If the timing of the query is important, Lazy Evaluation can catch you out. If you declare a query to pick the first three items of a List, clear the list then try and display the items that you just queried for, you'll find that your query returns nothing. This is because the query now points to an empty list, as it was evaluated after the list was cleared.

Now, I've pretty heavily summarised Lazy Evaluation, because there's plenty of blogs that explain it in enough detail, so instead I'll focus on the behaviour that caught me out; that is, multiple evaluation.

I've been using the Select method to create sets of objects from other sets of objects - for example, I could take an IEnumerable of ILines, and wrap them all in Not gates, like this:


var lines = new List<ILine>();

//Insert some ILines here!

var invertedLines = lines.Select(line => new NotGate(line));


Which gives me a set of NotGates, one for each input line - this is all well and good. But, I tried the same trick with registers; unlike Not gates, which are pretty simple (inverting whatever their input is) registers store a value, only changing on clock ticks. When I tried to display the contents of the set of registers, they always came out as 0 - the initial value. No matter what input I gave, they wouldn't change.

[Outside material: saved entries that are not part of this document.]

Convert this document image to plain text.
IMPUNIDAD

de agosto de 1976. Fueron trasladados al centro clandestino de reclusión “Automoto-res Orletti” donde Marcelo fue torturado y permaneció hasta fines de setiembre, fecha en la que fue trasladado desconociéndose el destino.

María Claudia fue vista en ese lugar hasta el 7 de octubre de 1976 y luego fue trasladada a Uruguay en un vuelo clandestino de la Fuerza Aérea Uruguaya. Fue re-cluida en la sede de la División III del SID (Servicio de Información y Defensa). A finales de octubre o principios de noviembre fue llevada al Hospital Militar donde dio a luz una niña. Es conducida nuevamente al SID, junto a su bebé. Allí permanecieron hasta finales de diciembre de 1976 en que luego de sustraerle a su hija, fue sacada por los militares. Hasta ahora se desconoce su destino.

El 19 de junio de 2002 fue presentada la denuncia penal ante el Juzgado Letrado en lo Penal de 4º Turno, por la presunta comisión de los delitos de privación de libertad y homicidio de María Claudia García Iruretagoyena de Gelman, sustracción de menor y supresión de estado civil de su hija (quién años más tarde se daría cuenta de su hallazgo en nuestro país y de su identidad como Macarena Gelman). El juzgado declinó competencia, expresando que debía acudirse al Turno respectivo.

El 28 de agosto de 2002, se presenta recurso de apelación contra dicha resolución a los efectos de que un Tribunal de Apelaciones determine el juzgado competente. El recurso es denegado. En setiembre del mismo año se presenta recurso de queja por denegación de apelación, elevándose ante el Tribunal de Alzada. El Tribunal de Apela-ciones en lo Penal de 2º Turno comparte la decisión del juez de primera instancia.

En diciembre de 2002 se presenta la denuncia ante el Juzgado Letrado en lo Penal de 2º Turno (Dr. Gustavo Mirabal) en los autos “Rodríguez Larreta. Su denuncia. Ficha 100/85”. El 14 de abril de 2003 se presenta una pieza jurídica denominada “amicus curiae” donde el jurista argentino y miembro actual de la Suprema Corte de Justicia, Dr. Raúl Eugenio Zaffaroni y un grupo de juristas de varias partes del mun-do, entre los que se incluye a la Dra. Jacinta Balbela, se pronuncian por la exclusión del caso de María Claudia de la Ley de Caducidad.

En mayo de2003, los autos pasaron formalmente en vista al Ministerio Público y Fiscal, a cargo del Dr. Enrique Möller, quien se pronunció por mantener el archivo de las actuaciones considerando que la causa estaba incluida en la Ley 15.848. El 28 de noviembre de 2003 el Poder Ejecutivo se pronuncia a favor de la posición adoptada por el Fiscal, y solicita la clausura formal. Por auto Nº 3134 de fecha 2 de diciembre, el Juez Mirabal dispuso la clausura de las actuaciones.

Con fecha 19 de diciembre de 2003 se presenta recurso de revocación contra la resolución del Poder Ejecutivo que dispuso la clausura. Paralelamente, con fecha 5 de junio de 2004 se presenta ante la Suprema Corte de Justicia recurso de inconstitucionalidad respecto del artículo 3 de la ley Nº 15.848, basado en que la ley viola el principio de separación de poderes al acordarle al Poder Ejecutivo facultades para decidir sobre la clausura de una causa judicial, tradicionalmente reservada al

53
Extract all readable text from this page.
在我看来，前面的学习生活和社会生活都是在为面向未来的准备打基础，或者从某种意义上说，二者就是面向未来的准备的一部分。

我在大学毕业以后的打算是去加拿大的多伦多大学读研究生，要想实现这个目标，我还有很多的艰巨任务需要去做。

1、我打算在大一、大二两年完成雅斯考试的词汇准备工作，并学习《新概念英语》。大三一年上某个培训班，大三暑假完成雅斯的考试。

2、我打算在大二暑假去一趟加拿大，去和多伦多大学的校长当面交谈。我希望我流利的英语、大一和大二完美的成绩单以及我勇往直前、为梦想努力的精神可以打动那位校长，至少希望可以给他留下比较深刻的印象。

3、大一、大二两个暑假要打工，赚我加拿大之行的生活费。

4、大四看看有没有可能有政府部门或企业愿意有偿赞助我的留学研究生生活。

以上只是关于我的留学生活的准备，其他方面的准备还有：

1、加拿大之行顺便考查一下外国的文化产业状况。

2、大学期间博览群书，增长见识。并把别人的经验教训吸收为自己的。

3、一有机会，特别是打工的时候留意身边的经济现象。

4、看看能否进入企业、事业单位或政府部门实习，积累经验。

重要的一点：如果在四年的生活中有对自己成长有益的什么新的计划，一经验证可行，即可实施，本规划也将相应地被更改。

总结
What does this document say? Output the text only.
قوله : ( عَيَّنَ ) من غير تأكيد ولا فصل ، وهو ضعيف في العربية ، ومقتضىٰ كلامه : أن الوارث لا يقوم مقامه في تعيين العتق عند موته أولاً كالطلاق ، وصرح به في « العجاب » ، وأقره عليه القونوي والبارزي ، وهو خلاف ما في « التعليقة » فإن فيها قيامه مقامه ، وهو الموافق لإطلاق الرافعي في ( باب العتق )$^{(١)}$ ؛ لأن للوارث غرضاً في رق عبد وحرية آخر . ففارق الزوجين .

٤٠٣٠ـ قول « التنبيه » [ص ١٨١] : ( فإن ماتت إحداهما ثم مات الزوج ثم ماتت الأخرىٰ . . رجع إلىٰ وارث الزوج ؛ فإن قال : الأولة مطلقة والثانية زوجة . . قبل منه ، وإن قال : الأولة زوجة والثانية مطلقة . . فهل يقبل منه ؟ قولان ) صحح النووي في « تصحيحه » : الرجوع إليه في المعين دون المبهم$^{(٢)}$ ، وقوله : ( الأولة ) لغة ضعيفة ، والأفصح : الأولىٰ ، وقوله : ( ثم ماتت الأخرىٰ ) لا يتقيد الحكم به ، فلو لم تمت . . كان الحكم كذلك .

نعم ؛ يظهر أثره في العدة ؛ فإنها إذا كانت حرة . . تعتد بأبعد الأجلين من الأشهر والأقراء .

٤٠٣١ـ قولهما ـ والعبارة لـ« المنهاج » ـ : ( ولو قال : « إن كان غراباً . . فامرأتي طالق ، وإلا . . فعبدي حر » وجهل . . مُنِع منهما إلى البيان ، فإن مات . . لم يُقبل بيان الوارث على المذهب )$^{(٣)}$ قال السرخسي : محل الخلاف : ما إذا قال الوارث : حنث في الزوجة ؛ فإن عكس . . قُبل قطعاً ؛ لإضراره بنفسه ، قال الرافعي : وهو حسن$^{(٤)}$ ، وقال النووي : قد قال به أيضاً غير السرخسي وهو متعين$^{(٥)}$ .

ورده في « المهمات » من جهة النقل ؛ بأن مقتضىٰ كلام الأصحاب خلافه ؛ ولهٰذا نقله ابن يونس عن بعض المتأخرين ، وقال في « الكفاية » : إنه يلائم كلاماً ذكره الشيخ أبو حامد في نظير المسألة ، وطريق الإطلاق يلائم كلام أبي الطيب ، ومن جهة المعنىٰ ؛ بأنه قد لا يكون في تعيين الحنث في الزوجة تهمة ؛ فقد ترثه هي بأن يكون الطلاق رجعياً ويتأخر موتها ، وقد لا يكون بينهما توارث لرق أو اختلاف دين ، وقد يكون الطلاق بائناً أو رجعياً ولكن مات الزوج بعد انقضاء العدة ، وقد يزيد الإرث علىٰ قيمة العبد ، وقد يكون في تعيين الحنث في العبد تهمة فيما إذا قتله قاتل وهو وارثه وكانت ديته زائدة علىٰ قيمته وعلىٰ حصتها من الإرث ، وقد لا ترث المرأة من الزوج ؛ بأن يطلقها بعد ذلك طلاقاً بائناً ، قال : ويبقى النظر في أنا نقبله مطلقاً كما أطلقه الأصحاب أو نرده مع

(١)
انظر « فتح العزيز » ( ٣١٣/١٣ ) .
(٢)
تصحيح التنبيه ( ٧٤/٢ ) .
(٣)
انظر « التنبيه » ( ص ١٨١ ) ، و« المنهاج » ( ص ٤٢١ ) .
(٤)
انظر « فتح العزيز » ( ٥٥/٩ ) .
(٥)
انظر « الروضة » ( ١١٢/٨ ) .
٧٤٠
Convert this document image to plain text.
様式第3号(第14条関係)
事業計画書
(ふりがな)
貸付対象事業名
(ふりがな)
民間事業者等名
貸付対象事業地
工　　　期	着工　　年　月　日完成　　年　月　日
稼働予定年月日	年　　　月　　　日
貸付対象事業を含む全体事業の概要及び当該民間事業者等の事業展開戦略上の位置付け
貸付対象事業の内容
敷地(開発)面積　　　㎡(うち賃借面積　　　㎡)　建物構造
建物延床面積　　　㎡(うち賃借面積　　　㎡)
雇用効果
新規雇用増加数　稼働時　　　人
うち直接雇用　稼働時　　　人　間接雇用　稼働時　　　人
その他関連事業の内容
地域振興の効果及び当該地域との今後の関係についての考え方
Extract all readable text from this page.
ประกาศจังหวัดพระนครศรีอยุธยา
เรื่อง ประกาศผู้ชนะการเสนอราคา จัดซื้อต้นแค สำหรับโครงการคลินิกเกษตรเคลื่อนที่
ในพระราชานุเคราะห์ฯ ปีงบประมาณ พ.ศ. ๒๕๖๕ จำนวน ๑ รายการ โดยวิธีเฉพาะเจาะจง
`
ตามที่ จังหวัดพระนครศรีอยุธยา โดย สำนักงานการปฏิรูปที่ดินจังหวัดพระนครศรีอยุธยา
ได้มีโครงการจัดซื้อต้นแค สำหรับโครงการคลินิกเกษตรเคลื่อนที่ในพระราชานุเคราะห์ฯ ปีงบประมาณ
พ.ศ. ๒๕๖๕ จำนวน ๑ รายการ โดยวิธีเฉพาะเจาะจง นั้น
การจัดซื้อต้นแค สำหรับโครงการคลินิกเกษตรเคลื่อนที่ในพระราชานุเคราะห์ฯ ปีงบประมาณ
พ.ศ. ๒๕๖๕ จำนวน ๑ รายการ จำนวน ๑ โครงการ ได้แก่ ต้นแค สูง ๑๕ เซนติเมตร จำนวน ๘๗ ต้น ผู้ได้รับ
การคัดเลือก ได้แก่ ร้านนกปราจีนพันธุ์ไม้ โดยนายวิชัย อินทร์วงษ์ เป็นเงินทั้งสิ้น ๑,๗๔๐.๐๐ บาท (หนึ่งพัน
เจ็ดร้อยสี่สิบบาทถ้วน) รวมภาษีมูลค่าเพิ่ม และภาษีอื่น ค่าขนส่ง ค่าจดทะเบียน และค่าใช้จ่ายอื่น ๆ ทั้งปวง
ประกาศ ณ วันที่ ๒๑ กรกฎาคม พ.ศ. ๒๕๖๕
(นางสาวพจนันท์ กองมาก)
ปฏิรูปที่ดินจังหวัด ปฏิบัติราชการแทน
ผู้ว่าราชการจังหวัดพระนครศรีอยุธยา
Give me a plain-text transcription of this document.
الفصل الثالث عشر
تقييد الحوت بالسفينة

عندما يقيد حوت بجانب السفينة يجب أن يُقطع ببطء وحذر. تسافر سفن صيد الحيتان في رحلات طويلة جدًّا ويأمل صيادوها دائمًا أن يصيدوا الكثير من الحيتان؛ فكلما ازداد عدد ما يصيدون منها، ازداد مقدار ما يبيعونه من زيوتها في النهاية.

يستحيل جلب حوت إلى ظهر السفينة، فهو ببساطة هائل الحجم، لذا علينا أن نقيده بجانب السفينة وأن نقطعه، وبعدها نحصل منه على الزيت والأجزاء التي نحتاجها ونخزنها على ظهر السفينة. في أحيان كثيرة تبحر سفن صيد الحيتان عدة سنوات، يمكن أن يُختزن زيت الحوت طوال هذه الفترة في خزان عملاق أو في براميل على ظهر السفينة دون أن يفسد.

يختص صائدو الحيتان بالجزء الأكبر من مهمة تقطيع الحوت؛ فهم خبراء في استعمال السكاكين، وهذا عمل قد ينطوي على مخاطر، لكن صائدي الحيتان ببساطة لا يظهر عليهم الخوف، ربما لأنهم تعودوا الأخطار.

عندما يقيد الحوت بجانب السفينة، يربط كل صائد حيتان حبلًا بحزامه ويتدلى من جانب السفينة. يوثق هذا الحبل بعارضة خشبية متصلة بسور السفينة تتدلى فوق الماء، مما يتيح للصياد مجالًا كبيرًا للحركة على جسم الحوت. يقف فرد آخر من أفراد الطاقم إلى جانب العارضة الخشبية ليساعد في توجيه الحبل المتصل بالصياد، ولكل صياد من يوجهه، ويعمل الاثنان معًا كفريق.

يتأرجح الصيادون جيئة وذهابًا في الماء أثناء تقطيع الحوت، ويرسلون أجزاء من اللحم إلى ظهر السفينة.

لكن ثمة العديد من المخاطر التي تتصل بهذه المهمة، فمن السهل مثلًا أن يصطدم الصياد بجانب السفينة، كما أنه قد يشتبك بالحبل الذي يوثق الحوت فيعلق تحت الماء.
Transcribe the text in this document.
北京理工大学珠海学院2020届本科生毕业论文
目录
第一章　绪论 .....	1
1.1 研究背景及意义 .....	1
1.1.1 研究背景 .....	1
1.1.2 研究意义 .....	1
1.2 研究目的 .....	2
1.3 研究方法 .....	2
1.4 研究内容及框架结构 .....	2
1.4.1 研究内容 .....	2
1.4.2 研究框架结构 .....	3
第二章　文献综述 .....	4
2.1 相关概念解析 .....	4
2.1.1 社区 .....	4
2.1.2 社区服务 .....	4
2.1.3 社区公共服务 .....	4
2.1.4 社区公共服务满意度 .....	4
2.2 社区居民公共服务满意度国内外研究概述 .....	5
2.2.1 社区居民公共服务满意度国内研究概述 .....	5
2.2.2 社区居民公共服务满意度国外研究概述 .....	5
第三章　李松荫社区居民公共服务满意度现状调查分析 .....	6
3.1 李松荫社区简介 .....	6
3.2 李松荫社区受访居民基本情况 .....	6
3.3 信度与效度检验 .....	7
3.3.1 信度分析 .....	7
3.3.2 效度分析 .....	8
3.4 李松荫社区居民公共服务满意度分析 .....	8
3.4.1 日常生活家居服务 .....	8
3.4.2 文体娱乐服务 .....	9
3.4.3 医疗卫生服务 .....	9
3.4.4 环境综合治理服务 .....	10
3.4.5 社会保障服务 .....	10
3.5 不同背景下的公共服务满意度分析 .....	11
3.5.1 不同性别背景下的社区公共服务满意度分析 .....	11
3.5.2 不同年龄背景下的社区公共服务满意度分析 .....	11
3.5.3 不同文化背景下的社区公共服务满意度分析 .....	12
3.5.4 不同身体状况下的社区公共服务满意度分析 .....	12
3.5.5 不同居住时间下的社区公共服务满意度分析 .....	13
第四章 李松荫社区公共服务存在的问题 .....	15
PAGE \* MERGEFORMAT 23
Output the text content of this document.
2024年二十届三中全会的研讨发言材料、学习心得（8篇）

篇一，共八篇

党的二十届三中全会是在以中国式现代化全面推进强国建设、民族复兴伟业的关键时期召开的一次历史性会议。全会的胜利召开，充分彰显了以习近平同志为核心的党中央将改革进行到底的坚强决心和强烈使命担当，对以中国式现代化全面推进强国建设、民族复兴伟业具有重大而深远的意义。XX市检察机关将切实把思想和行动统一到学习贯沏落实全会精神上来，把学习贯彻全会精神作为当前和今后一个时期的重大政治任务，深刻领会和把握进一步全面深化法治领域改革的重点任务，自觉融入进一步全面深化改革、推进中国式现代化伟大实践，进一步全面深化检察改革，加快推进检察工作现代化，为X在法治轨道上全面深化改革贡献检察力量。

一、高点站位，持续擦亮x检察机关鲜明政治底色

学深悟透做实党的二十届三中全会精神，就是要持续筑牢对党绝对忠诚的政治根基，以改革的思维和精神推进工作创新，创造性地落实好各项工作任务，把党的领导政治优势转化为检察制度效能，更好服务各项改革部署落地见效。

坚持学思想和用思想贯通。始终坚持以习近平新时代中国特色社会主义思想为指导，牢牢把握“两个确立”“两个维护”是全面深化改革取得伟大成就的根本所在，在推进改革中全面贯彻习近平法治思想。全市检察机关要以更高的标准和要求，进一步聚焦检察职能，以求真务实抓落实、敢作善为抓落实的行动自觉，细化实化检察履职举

A little investigation later, and I realised the problem: because Lazy Evaluation occurs when you use the result of a query, it happens every time you use it. Each time I iterated over the IEnumerable of registers to output the contents, the LINQ query was creating a new set of register objects, which of course contained the initial value.

So remember, if you're using Select to create sets of objects (for which it is very useful), always remember to stick a ToArray() call at the end; this forces the query to evaluate immediately, and only once.